2026年4月30日
皆様こんにちは。アライブ武蔵野御殿山のホーム長の和田です。
花の季節も過ぎ、新緑が心地よい頃となりましたが、いかがお過ごしでしょうか。
今回は、ご入居者自身が掲げられた『目標』に向かい、職員とともに歩み始めた事例をご紹介いたします。
いつも穏やかで、柔らかな雰囲気をお持ちのA様。
「今日、あの人誕生日なんだよね。一言、お祝いしなきゃ」
「あの人が困っているから、何とかしてあげてくれる?」
このように、周囲のご入居者への細やかな気配りを欠かさず、常に周りに目を向けていらっしゃいます。
そのお姿から、私たち職員も日々多くの学びをいただいております。
しかし、そんなA様が体調を崩され、数日間ほぼベッド上で過ごされる状況となりました。
それまでお一人で歩かれていたにもかかわらず、短期間で歩行が困難となり、足腰も不安定に。
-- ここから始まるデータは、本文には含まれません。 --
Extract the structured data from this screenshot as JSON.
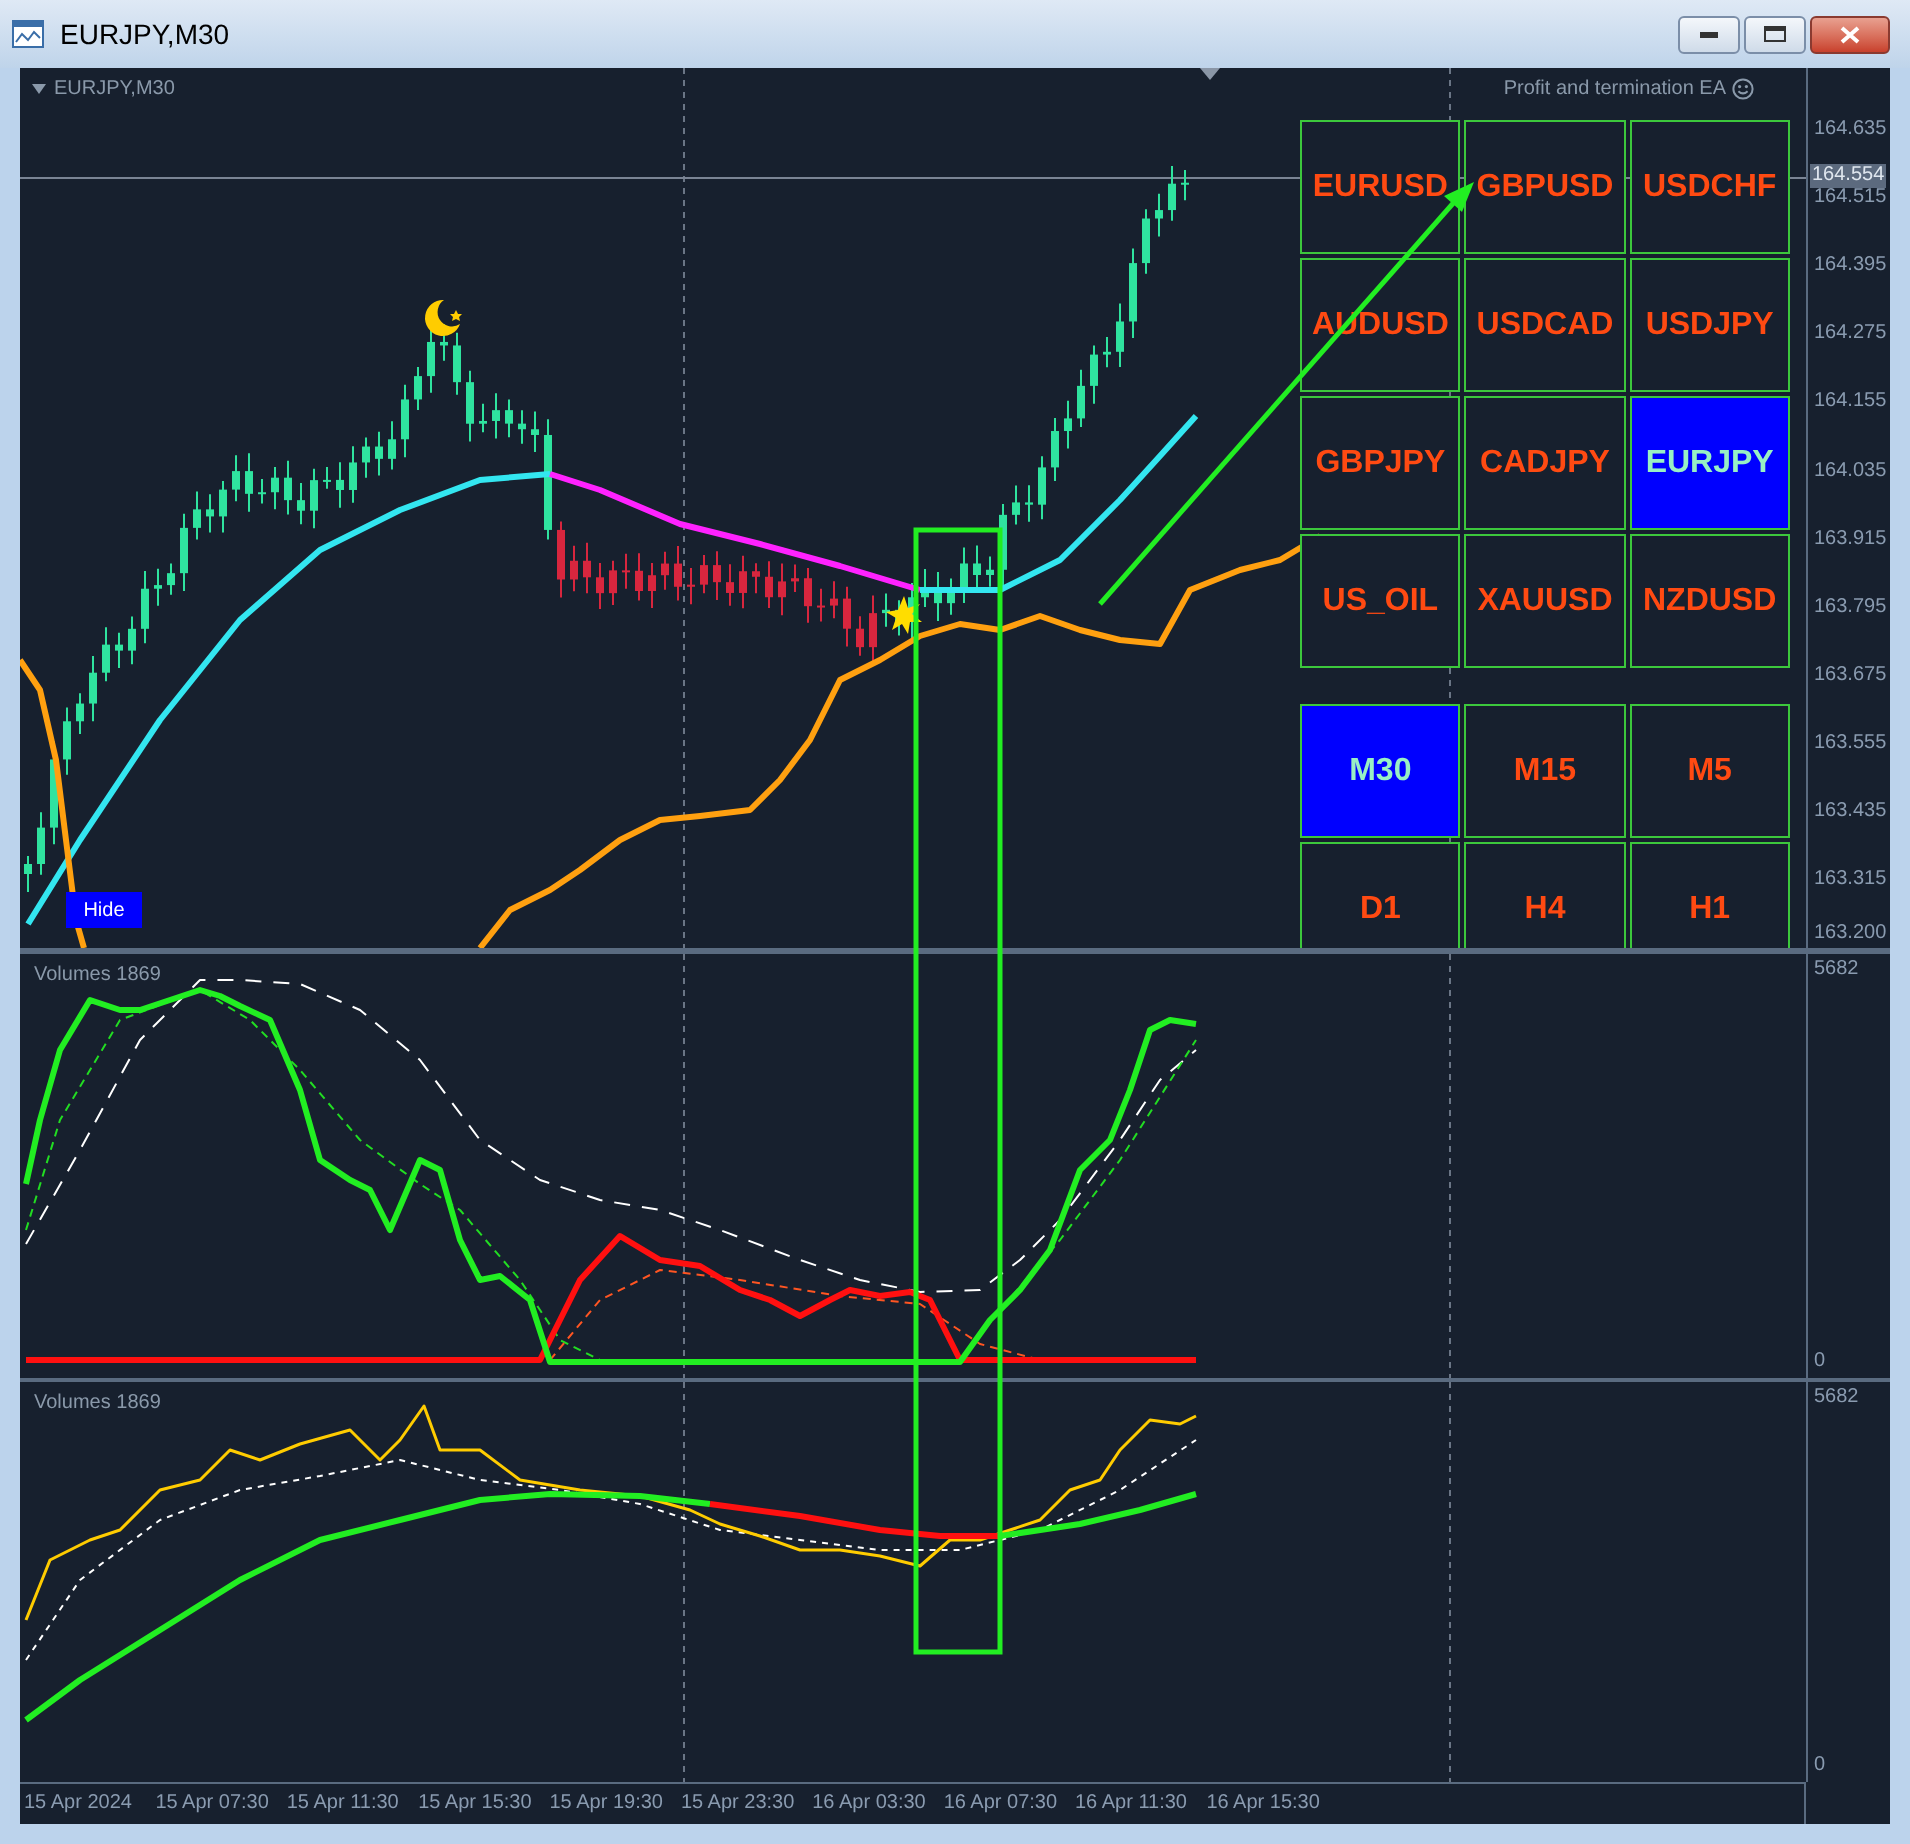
{
  "window": {
    "title": "EURJPY,M30"
  },
  "chart": {
    "symbol_label": "EURJPY,M30",
    "ea_label": "Profit and termination EA",
    "hide_button": "Hide"
  },
  "symbols": [
    {
      "label": "EURUSD",
      "selected": false
    },
    {
      "label": "GBPUSD",
      "selected": false
    },
    {
      "label": "USDCHF",
      "selected": false
    },
    {
      "label": "AUDUSD",
      "selected": false
    },
    {
      "label": "USDCAD",
      "selected": false
    },
    {
      "label": "USDJPY",
      "selected": false
    },
    {
      "label": "GBPJPY",
      "selected": false
    },
    {
      "label": "CADJPY",
      "selected": false
    },
    {
      "label": "EURJPY",
      "selected": true
    },
    {
      "label": "US_OIL",
      "selected": false
    },
    {
      "label": "XAUUSD",
      "selected": false
    },
    {
      "label": "NZDUSD",
      "selected": false
    }
  ],
  "timeframes": [
    {
      "label": "M30",
      "selected": true
    },
    {
      "label": "M15",
      "selected": false
    },
    {
      "label": "M5",
      "selected": false
    },
    {
      "label": "D1",
      "selected": false
    },
    {
      "label": "H4",
      "selected": false
    },
    {
      "label": "H1",
      "selected": false
    }
  ],
  "price_axis": {
    "ticks": [
      "164.635",
      "164.515",
      "164.395",
      "164.275",
      "164.155",
      "164.035",
      "163.915",
      "163.795",
      "163.675",
      "163.555",
      "163.435",
      "163.315",
      "163.200"
    ],
    "current_price": "164.554"
  },
  "indicators": [
    {
      "title": "Volumes 1869",
      "max": "5682",
      "min": "0"
    },
    {
      "title": "Volumes 1869",
      "max": "5682",
      "min": "0"
    }
  ],
  "time_axis": [
    "15 Apr 2024",
    "15 Apr 07:30",
    "15 Apr 11:30",
    "15 Apr 15:30",
    "15 Apr 19:30",
    "15 Apr 23:30",
    "16 Apr 03:30",
    "16 Apr 07:30",
    "16 Apr 11:30",
    "16 Apr 15:30"
  ]
}
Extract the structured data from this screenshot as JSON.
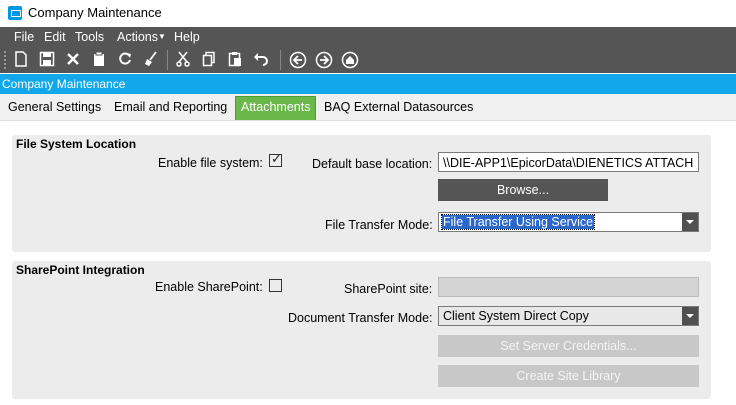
{
  "window": {
    "title": "Company Maintenance"
  },
  "menu": {
    "items": [
      "File",
      "Edit",
      "Tools",
      "Actions",
      "Help"
    ]
  },
  "toolbar": {
    "icons": [
      "new-icon",
      "save-icon",
      "delete-icon",
      "clipboard-icon",
      "refresh-icon",
      "clear-icon",
      "cut-icon",
      "copy-icon",
      "paste-icon",
      "undo-icon",
      "back-icon",
      "forward-icon",
      "home-icon"
    ]
  },
  "form": {
    "header": "Company Maintenance"
  },
  "tabs": [
    {
      "label": "General Settings",
      "active": false
    },
    {
      "label": "Email and Reporting",
      "active": false
    },
    {
      "label": "Attachments",
      "active": true
    },
    {
      "label": "BAQ External Datasources",
      "active": false
    }
  ],
  "file_system": {
    "title": "File System Location",
    "enable_label": "Enable file system:",
    "enable_checked": true,
    "base_location_label": "Default base location:",
    "base_location_value": "\\\\DIE-APP1\\EpicorData\\DIENETICS ATTACH",
    "browse_label": "Browse...",
    "transfer_mode_label": "File Transfer Mode:",
    "transfer_mode_value": "File Transfer Using Service"
  },
  "sharepoint": {
    "title": "SharePoint Integration",
    "enable_label": "Enable SharePoint:",
    "enable_checked": false,
    "site_label": "SharePoint site:",
    "site_value": "",
    "doc_mode_label": "Document Transfer Mode:",
    "doc_mode_value": "Client System Direct Copy",
    "credentials_label": "Set  Server Credentials...",
    "library_label": "Create Site Library"
  },
  "colors": {
    "menubar": "#555555",
    "form_header": "#12a7e8",
    "active_tab": "#6ab84a",
    "group_bg": "#ececec"
  }
}
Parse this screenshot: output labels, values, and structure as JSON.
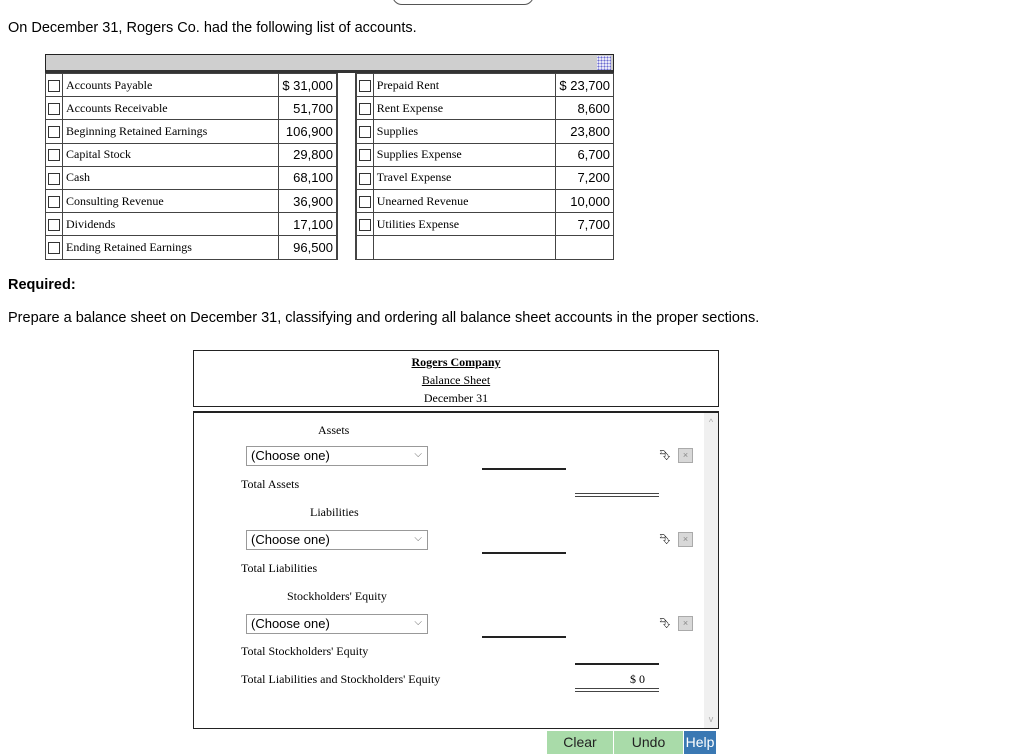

さらに転倒を繰り返されるようになり、心配な状態が続きました。
ある日、職員が居室を訪ね、お声掛けをした際のやり取りです。
職員「ご体調はいかがですか?」
A様「もう駄目だよ。だって足もフラフラだし」
職員「以前のように過ごせるよう、頑張りましょう」
A様「頑張るって……どうして?」
職員「・・・。」
言葉に詰まった職員は、A様のこれまでのお話を伺うことにしました。
職員「A様の昔の思い出を聞かせていただけますか?思い出の場所や、お好きな食べ物はありますか?」
A様「うーん・・。僕は肉が好きなんだよ。Bってお店があってね。よく行ってたんだ。また行きたいな」
その言葉を受け、職員はこう提案しました。
職員「それを目標にしませんか。Bに行くために、一緒に頑張りましょう」
A様「でも無理だよ。だってこんな足になってしまったし」
職員「毎日、お付き合いします。A様の目標達成が私達の喜びですから」
⸻
『痛い思いをしてほしくない』『元気なA様に戻っていただきたい』
そんな職員の強い想いと、A様の目標達成に向けた歩みが始まりました。
歩行ロボットを用いた訓練や、スクワット、ストレッチを継続的に実施。
当初は気が進まないご様子も見られましたが、その都度『目標』を伝えることで、次第に前向きに取り組まれるようになりました。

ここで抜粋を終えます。